Sauls commanda une restauration complète, châssis compris, avec un souci du détail extrême pour une reproduction fidèle à l’identique. Sauls présenta la voiture au Concours d’Élégance de Pebble Beach en août 1998. Le collectionneur belge George Howitt acquit le châssis n° 110102 fin 2004. En 2005, après une restauration de grande qualité, il l’exposa à Rétromobile à Paris. Le châssis n° 110102 fut acheté par un expert reconnu de Talbot-Lago durant l’été 2009. Ce collectionneur le conserve depuis et l’exposa au Concorso d’Eleganza Villa d’Este en 2010.
La course et la vitesse étaient la passion d’Anthony Lago. Il créa la T26 Grand Sport par simple nécessité, même si le contexte économique et politique de l’après-guerre était peu favorable à une automobile aussi extravagante. Mais Lago persévéra, et de ce fait, ces voitures étaient extrêmement rares, même neuves.
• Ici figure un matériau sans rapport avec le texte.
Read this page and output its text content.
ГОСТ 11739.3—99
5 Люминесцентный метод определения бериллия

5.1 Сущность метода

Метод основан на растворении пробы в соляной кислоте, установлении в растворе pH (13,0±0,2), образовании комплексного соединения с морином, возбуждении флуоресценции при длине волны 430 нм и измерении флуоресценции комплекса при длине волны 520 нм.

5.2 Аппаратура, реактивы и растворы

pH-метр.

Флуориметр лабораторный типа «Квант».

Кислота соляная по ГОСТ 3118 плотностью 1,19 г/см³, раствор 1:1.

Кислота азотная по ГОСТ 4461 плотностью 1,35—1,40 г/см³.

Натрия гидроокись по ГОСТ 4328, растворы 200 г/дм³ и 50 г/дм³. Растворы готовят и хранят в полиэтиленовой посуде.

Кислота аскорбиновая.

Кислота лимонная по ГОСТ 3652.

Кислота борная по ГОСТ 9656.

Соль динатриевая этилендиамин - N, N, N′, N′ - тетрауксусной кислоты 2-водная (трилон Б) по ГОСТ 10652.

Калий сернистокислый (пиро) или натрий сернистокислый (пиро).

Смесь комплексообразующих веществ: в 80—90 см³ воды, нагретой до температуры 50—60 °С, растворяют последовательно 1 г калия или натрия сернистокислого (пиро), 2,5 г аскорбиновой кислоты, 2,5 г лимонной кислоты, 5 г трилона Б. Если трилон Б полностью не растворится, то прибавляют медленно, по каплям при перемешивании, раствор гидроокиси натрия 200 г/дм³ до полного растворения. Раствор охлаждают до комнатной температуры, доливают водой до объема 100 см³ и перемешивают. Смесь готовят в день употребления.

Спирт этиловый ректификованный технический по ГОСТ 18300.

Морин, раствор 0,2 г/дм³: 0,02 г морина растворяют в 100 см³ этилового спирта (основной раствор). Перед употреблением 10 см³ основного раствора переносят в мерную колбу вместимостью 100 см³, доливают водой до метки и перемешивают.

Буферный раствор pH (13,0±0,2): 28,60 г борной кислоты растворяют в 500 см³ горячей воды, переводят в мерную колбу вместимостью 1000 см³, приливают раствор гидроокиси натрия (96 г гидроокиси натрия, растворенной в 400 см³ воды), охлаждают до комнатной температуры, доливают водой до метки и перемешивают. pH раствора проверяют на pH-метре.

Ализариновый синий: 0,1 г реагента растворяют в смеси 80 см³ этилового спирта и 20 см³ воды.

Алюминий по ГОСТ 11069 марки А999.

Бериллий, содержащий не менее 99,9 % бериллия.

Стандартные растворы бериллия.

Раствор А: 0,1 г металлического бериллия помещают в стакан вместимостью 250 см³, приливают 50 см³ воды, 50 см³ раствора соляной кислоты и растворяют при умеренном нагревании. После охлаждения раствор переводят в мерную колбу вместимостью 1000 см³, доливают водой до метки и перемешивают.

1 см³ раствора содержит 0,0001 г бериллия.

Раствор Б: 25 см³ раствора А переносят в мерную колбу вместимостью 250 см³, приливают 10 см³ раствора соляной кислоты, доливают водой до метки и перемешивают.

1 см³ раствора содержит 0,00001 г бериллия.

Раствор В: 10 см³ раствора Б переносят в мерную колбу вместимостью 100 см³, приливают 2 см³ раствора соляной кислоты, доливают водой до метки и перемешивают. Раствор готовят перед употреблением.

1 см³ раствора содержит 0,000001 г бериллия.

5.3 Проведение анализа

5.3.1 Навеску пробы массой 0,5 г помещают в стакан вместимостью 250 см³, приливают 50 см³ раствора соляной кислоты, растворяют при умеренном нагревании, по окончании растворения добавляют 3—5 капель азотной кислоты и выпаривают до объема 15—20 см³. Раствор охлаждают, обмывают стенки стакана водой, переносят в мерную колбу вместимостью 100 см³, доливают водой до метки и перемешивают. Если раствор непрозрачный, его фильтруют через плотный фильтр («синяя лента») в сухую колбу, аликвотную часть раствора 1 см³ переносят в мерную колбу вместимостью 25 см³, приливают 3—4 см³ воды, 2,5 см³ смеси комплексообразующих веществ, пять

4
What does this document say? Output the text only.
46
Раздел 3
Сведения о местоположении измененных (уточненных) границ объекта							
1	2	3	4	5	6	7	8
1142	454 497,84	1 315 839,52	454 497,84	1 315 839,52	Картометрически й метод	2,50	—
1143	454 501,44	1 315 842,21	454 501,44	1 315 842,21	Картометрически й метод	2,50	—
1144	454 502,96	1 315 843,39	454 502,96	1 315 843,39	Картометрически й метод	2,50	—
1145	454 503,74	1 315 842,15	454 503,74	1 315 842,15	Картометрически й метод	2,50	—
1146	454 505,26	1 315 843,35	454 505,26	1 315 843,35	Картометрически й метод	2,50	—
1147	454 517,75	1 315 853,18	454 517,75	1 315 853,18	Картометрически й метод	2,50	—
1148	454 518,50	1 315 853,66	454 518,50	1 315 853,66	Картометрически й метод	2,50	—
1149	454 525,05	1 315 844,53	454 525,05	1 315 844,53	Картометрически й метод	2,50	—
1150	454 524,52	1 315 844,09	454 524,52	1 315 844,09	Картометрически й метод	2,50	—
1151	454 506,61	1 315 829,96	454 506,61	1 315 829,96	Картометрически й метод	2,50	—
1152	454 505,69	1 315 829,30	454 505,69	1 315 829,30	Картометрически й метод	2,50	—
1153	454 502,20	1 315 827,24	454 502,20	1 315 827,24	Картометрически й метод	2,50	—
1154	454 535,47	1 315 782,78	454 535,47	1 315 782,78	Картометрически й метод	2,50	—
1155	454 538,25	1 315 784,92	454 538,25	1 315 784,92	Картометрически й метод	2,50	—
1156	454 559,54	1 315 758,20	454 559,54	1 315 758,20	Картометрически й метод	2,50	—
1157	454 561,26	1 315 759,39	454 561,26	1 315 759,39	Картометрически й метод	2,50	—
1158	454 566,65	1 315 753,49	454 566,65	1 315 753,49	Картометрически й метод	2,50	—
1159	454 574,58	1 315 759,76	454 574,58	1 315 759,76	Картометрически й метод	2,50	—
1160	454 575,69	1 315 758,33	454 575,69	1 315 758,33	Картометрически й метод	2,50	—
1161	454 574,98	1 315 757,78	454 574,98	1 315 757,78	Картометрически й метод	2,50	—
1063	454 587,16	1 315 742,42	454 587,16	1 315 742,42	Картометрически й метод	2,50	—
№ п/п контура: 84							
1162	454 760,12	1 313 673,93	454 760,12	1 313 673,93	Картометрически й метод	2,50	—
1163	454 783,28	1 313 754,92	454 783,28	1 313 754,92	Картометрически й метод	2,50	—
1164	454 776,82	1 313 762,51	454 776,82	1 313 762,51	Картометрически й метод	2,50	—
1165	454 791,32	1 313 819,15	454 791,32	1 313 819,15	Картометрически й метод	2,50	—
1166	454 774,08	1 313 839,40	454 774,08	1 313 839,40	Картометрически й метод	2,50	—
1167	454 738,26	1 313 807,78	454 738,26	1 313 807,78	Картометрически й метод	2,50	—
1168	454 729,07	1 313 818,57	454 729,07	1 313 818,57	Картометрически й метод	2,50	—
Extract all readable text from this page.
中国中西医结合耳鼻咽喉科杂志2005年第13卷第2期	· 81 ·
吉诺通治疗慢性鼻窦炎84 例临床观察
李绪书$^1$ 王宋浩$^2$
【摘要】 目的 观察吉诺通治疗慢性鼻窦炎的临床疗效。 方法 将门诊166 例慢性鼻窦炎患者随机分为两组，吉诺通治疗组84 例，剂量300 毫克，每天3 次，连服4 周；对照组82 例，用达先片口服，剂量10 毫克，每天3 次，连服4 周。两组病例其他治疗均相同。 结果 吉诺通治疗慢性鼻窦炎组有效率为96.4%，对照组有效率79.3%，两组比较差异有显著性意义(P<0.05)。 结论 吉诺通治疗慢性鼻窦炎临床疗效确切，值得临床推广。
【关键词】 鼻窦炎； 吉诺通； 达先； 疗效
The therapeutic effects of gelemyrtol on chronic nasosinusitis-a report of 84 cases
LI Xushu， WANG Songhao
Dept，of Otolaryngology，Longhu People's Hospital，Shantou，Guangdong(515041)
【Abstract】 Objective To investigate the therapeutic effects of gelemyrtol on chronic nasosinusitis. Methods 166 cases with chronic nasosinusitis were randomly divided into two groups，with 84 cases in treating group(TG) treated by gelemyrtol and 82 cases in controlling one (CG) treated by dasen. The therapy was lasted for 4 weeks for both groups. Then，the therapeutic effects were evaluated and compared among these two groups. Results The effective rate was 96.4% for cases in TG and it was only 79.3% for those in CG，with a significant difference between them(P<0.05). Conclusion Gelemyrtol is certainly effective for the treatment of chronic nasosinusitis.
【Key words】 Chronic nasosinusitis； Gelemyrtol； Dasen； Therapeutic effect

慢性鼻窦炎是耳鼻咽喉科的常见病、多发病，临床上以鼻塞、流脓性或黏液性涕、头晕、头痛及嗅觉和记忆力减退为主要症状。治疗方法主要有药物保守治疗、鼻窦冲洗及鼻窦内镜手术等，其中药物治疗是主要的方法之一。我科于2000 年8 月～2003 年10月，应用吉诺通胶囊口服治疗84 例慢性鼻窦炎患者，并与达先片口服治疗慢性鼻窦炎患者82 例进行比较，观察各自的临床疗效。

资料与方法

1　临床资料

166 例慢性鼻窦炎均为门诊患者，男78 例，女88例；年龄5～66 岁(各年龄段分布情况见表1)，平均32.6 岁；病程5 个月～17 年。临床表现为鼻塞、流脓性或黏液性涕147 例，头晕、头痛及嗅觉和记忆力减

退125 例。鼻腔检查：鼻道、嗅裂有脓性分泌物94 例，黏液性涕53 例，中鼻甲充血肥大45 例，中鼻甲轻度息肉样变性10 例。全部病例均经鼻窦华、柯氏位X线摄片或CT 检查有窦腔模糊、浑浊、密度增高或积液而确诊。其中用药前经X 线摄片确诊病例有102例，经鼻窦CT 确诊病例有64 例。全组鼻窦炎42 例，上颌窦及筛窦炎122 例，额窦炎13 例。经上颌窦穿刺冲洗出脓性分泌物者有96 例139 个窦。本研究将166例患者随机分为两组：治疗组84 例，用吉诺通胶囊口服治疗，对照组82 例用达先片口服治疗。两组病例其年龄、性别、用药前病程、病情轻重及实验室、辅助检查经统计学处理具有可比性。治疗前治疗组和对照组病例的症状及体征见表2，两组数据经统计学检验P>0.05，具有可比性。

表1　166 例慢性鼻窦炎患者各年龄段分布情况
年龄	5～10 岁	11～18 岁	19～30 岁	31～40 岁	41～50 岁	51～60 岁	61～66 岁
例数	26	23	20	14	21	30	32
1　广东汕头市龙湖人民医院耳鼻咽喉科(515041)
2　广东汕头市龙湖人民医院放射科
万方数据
La Grand Sport n’est pas une docile Grand Routière ; C’est une véritable voiture de sport, puissante et de grosse cylindrée, au sens classique du terme. Une Grand Sport se fait remarquer de loin et offre des performances exceptionnelles en termes de conduite, de freinage et de performances. C’est une voiture exigeante pour son conducteur, qui la récompense à la hauteur de ses efforts. À haute vitesse, l’engagement est total et l’exaltation est palpable. Betty Locke, qui a possédé trois T26 Grand Sport, disait d’elles : « Plus elles allaient vite, mieux elles allaient. » Et c’est tout à fait vrai.
Cette rarissime auto (Châssis T26GS110102) est l’un des deux seuls coupés Dubos Frères réalisés, et le seul conservé aujourd’hui dans un état d’origine exceptionnel. Il est estimé entre 1,2 et 1,5 million d’euros lors des ventes récentes.